/findPapers

Find academic papers on PubMed and cluster by similarity.

Primary LanguagePythonGNU General Public License v3.0GPL-3.0

Running the Script

Run this script with python3 main.py. This script is implemented almost entirely in base Python3. Only dependencies should be numpy and Python >= 3.7.

See definition of user parameters below.

NCBI enforces an API access limit of 3 requests/second, which is the main speed bottleneck. This script queries at a rate of approximately 7,000 calls per hour. I might go back and make it more efficient later, but this is pretty close to the ideal limit of 10,800 calls per hour.

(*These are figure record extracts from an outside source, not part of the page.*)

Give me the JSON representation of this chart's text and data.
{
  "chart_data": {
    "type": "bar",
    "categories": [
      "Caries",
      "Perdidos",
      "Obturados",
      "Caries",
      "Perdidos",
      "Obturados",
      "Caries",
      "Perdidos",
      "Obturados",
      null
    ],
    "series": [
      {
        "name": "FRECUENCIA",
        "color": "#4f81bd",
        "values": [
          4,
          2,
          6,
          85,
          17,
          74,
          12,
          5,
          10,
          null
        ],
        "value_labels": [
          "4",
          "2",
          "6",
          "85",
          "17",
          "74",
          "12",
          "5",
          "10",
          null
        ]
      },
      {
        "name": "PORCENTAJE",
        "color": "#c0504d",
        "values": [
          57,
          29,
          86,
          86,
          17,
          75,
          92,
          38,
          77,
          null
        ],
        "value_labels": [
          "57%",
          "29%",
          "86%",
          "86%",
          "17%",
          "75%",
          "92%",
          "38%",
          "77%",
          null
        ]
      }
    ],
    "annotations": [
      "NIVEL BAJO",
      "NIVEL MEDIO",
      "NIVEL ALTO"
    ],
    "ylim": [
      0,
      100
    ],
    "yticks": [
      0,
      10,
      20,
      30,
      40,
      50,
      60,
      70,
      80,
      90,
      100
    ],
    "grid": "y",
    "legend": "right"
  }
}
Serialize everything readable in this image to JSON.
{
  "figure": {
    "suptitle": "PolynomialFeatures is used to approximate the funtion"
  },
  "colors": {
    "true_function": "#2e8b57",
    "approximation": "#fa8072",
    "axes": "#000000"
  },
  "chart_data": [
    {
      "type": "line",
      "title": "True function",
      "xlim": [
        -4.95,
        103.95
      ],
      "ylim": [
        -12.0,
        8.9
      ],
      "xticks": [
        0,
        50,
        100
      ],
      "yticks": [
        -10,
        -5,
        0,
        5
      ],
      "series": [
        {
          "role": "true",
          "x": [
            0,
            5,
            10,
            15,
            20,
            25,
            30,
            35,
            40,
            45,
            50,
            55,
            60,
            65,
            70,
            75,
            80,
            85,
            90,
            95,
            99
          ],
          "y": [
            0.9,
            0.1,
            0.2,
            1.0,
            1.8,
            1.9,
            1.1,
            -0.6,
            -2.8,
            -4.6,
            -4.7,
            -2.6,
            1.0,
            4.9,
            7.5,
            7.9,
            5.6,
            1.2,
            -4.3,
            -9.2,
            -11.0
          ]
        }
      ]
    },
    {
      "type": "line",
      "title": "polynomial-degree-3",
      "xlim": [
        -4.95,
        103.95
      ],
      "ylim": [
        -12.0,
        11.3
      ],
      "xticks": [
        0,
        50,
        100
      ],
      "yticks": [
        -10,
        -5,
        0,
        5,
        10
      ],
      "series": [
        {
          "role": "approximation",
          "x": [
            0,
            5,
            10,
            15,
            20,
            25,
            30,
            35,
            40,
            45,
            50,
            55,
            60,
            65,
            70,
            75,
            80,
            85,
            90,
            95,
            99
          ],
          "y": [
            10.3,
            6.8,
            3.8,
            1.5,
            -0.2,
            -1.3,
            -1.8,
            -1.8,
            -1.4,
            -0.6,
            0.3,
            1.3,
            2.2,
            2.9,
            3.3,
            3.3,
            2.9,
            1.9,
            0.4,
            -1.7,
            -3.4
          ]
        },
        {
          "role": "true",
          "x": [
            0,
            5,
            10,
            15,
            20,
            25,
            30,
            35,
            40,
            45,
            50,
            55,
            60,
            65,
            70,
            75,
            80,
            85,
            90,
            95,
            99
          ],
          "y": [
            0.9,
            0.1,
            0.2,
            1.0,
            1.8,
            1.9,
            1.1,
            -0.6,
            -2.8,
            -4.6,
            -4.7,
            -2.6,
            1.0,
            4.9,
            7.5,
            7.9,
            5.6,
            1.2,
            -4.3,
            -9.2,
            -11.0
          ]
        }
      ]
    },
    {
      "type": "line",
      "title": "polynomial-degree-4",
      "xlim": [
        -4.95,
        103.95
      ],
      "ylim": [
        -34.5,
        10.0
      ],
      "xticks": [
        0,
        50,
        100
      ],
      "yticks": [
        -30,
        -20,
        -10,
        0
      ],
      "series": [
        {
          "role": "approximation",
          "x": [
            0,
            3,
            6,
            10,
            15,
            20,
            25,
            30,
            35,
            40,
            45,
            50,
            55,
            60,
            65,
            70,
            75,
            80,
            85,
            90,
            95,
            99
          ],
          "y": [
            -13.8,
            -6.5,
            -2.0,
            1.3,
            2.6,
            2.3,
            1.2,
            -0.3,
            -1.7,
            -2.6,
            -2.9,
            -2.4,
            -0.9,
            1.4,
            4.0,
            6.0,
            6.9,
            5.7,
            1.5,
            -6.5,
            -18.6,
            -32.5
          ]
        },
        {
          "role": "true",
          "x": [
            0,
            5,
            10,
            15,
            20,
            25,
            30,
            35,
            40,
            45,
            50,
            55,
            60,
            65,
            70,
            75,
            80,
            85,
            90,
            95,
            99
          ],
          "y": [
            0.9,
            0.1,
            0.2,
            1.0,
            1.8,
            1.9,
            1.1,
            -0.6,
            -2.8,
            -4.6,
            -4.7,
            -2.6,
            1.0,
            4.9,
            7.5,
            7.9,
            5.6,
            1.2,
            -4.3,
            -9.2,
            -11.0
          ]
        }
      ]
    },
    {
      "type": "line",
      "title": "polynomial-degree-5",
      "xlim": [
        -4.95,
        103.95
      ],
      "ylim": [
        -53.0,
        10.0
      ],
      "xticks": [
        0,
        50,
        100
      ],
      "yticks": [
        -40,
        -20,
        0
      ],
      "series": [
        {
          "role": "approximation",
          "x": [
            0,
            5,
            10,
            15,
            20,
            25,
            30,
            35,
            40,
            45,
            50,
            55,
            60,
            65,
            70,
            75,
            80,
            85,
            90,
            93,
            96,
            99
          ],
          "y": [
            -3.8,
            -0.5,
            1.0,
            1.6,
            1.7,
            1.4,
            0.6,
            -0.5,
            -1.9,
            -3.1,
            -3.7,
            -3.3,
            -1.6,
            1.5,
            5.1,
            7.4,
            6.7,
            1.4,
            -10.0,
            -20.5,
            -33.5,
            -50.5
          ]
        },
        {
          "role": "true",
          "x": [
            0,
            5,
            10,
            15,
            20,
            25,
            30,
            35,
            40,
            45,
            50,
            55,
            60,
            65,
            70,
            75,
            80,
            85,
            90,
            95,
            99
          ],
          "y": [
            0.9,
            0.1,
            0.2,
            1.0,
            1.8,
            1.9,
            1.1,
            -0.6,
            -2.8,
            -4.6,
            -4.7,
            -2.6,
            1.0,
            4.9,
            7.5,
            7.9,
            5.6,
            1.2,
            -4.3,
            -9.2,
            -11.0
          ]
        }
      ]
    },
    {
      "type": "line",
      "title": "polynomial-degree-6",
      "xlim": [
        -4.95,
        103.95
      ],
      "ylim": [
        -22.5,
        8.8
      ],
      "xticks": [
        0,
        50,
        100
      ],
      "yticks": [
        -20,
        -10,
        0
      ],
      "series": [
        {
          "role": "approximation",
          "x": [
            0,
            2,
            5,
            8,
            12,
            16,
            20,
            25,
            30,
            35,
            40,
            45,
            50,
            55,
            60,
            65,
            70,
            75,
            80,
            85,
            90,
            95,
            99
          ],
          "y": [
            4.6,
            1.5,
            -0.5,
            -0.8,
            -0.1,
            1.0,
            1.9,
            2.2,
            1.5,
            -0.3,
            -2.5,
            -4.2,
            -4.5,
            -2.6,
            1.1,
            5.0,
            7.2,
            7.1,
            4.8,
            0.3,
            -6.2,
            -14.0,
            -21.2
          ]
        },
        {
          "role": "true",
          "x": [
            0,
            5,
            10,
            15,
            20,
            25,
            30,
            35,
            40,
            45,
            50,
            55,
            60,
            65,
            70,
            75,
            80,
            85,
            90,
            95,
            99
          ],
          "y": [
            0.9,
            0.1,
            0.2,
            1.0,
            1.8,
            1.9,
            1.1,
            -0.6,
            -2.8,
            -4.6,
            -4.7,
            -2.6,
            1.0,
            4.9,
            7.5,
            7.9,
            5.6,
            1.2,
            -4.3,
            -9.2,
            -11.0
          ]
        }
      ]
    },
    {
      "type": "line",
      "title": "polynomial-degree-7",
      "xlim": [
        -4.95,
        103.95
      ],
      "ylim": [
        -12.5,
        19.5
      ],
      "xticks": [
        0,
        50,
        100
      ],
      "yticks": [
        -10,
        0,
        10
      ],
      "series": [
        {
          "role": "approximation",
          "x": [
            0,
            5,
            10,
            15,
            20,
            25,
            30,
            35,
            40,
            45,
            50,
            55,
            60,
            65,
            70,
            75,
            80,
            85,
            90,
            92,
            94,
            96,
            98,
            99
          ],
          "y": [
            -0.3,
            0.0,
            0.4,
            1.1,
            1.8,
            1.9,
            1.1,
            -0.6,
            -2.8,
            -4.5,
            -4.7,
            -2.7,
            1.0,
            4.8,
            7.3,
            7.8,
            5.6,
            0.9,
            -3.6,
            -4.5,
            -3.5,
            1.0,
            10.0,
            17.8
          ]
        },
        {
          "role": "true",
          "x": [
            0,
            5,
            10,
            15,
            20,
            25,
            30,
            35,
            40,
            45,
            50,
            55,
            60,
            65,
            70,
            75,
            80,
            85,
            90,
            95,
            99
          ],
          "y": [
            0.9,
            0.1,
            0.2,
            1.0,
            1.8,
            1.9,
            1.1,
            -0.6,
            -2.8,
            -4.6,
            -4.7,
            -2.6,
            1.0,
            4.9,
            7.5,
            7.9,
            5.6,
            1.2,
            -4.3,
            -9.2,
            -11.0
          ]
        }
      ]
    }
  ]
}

You can generate an API key from your account on NCBI, and use this in the api_key argument. This is supposed to increase the limit to 10 requests/second, which should improve processing time. Even with this, though, my rate is still roughly 2 abstracts processed per second.

Tested and working on Pythonista 3 for iPad.

User Parameters

Parameters are defined within main.py.

Example usage:
toolname = 'ahl27litreview'

email = 'example@example.com'

init_pmids = ['24349035']

api_key = None

outfile_name = 'filesfound.txt'

verbose = True

depth = 1

nclust = 2

terms = [['coevolution', 'coevolutionary', 'cooccurence'], ['phylogenetic', 'profile', 'phylogeny', 'mirrortree', 'contexttree']]
Explanations:

Required params to use NCBI API:

  • toolname: name of tool, set it to some string corresponding with your project.
    • ex. 'alakshmantool’
  • email: email address for contacting if there's a problem.
    • ex. 'a@gmail.com'
  • init_pmids: PubMed IDs to build a network from, as a comma separated list of numbers.
    • Should be fine as strings or integers.
    • If only using a single ID, still put it into a list (like ['1'])
    • ex. ['001', '002', '003']

Note that if you do not provide an email and toolname your requests may be blocked. Supplying an invalid email address will mean NCBI cannot contact you if there's a problem, and can result in your IP address being blacklisted from using any NCBI API commands.

Additional parameters:

  • verbose: True to print out progress, False to suppress most output
    • default: True
  • api_key: Input your API key as a string, or use None if you don't have one.
    • ex. None or '123456789abcdef'
  • outfile_name: file to save results to. Set to None to print out output instead of saving.
    • ex. fileout.txt or None
  • depth: How far into the network to go.
    • ex. 3
    • Depth=n means that all papers returned will be within n distance from at least one paper in init_pmids. A paper that cites or is cited by a given paper are distance 1 away from each other.
    • Papers are filtered by search term before expanding to a new depth.
    • CAUTION: The number of papers returned grows rapidly with depth. The example returns 35 papers at depth 1, and 750 at depth 2.
  • nclust: Number of clusters to cluster into.
    • ex. 3
  • terms: Search terms, organized as a list of lists.
    • Within each nested list, the abstract must contain at least one word from it.
    • The format is essentially: [ [1, 2], [3, 4] ] => (1 OR 2) AND (3 OR 4)
    • Leave empty ( [] ) to just grab everything.
    • only use lowercase letters--abstract is lowercased before it's filtered. Additionally, hyphens are removed.
      • "Co-Evolution" becomes "coevolution"
    • ex. [['streptomyces', 'pseudomonas'], ['antibiotics']]
      • This returns abstracts that include both 'antibiotics' and at least one term from (streptomyces, pseudomonas)

Example Output:

Finding papers from initial paper(s)...

Search depth of 1
1 element(s) to search.
[=========================] (1/1)
35 papers found.

Finding abstracts...
[=========================] (35/35)

8 total abstracts matched search criteria.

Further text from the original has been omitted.